March 31, 2004 --- Vol. 10, No. 35March 2004

Murkowski throws down gauntlet

With the rest of the nation gridlocked on energy issues, Alaska is moving ahead, Alaska Gov. Frank Murkowski said this morning, announcing that some 350,000 acres in state waters off the Arctic National Wildlife Refuge will be included in the state’s October Beaufort Sea areawide oil and gas lease sale.

Murkowski said he’s discussed the offshore leasing with North Slope Borough officials — the borough covers lands across the top of the state adjacent to the Beaufort Sea — and said that Tom Irwin, commissioner of the Alaska Department of Natural Resources, will be discussing the leasing with North Slope residents.

Exploration in state waters off ANWR would be done on the same basis as drilling done at the McCovey prospect offshore Prudhoe Bay: that agreement, the governor said, limited exploration work to protect whale migration.

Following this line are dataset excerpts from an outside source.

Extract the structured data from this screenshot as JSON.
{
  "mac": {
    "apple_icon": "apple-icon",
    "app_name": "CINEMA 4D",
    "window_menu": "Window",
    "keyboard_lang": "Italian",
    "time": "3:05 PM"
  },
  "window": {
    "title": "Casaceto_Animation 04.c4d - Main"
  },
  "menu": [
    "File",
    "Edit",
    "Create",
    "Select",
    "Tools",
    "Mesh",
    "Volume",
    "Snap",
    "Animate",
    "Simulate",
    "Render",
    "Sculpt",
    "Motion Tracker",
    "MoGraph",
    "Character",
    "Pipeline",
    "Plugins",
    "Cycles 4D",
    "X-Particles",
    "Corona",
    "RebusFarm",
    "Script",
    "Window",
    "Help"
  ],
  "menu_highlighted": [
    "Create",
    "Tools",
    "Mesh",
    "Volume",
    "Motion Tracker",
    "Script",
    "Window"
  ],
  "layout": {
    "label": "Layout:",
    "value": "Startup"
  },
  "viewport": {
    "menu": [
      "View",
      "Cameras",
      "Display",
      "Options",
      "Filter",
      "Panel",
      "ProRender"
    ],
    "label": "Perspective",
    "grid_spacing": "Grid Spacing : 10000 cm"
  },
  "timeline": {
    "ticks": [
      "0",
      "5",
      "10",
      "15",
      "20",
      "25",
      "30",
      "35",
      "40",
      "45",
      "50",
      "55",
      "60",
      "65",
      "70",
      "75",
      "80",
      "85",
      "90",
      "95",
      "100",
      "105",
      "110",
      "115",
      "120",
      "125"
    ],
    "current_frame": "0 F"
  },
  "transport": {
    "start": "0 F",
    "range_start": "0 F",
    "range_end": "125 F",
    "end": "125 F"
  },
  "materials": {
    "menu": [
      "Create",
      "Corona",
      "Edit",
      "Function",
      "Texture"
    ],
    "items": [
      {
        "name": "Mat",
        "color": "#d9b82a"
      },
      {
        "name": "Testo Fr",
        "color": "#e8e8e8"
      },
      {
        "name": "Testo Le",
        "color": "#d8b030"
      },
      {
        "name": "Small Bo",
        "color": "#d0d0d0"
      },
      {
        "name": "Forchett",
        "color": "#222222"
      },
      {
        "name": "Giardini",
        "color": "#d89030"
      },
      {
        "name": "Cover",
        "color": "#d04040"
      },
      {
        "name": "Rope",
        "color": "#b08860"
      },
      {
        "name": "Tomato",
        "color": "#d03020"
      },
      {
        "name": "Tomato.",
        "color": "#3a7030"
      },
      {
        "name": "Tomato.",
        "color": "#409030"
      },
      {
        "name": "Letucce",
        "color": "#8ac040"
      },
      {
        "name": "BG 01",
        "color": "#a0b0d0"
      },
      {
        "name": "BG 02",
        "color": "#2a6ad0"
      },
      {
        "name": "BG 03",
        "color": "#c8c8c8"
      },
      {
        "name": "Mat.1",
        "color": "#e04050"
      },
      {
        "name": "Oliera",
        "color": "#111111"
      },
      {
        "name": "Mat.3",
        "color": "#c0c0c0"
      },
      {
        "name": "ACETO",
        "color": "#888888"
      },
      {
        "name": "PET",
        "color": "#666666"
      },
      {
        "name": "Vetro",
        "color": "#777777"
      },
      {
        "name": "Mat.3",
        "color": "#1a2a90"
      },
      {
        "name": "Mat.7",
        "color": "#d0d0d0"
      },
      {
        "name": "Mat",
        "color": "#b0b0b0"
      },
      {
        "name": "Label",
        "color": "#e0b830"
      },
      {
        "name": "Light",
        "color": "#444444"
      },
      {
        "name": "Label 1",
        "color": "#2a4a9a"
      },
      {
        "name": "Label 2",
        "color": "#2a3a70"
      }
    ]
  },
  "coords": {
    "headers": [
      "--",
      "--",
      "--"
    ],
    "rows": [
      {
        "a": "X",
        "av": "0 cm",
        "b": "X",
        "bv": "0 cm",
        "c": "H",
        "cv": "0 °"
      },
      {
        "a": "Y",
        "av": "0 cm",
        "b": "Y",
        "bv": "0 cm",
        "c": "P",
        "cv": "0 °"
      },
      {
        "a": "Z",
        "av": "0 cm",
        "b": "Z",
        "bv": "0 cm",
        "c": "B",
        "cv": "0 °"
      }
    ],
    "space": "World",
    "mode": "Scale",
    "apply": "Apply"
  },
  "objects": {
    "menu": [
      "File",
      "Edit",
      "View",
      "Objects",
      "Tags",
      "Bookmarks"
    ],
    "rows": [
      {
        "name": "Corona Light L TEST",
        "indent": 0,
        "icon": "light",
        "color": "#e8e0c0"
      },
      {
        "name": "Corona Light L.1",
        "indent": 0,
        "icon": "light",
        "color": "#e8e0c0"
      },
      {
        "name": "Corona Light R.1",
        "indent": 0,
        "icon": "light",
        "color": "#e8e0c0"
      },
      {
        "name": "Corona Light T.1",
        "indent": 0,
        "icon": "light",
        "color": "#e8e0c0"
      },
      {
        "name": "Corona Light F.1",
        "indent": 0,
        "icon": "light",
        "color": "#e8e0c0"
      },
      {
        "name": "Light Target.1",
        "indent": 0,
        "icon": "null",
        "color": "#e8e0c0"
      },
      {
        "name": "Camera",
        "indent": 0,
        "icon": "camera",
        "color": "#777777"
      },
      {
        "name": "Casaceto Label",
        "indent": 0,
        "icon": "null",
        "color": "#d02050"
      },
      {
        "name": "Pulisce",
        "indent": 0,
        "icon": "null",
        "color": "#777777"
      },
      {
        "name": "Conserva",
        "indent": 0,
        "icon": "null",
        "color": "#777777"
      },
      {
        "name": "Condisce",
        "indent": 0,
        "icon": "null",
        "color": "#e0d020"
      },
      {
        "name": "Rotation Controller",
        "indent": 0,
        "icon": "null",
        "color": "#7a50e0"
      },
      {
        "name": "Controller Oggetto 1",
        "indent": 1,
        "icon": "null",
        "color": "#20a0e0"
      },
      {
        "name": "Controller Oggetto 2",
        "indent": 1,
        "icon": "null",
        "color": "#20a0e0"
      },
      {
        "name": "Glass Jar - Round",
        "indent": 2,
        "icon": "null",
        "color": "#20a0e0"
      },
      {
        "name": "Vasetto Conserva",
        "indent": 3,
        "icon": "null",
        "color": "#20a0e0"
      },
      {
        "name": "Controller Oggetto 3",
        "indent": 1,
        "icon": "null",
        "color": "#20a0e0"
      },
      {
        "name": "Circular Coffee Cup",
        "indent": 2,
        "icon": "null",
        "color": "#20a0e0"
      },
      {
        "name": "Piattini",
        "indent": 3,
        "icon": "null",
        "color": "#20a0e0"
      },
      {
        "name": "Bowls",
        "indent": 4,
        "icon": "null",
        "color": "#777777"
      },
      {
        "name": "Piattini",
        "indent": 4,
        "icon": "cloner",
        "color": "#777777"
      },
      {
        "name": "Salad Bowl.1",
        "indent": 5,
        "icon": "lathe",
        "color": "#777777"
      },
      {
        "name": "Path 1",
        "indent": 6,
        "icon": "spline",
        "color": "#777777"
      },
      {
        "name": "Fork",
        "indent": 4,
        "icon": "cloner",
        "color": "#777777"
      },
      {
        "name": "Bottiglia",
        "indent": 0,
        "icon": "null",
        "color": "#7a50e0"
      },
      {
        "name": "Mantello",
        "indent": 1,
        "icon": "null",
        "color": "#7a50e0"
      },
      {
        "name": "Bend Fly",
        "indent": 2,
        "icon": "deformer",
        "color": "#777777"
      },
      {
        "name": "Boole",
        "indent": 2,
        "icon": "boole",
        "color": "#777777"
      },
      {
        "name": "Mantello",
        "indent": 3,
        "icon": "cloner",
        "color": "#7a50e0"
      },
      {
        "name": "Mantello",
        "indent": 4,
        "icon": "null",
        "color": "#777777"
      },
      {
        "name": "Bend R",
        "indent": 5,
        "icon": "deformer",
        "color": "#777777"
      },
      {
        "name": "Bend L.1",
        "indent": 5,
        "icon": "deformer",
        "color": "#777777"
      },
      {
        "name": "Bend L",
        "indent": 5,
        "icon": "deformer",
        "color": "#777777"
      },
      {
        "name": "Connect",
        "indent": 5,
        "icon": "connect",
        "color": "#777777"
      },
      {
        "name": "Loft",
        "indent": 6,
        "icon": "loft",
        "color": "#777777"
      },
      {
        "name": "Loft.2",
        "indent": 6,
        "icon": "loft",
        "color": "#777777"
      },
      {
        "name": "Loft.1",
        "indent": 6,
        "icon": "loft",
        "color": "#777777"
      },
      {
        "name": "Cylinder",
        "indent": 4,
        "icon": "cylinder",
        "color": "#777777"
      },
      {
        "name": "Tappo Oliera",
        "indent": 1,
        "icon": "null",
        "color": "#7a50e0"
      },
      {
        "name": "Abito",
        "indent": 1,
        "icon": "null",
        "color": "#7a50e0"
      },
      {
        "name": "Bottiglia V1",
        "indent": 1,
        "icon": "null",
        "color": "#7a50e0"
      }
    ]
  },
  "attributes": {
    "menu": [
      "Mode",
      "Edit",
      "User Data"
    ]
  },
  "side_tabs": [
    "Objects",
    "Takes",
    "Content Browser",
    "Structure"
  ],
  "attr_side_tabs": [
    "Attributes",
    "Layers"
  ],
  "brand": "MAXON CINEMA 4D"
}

As to why the state is moving ahead now, Murkowski noted that gasoline prices are the highest we’ve seen in many years.

“Many of us are of the opinion we’re being held hostage by OPEC, and have been for some time,” the governor said, noting that the price per barrel is well beyond the $18 to $22 range the Organization of Petroleum Exporting Countries set just two and a half years ago, and is now in the $36 to $37 a barrel range.

And while some have indicated there’s little we can do, “I beg to differ,” Murkowski said, noting that Prudhoe Bay once provided 2 million barrels a day of oil for the country, some 20 to 25 percent of U.S. production.

As Prudhoe has declined, and the nation has become more dependent on foreign oil, “we’ve basically moved our jobs offshore,” the governor said, and also increased our deficit of payments by purchasing foreign oil.

Alaska has resources, the governor said, and “if President Clinton had not vetoed ANWR, why, we’d have oil flowing today,” perhaps as much as 1.6 million barrels per day if the most optimistic estimates were to prove out.

Murkowski said Alaska is not going to stand by “and be held hostage by OPEC,” but is going to lease state acreage offshore ANWR, and is also moving ahead with a stratigraphic well in state waters.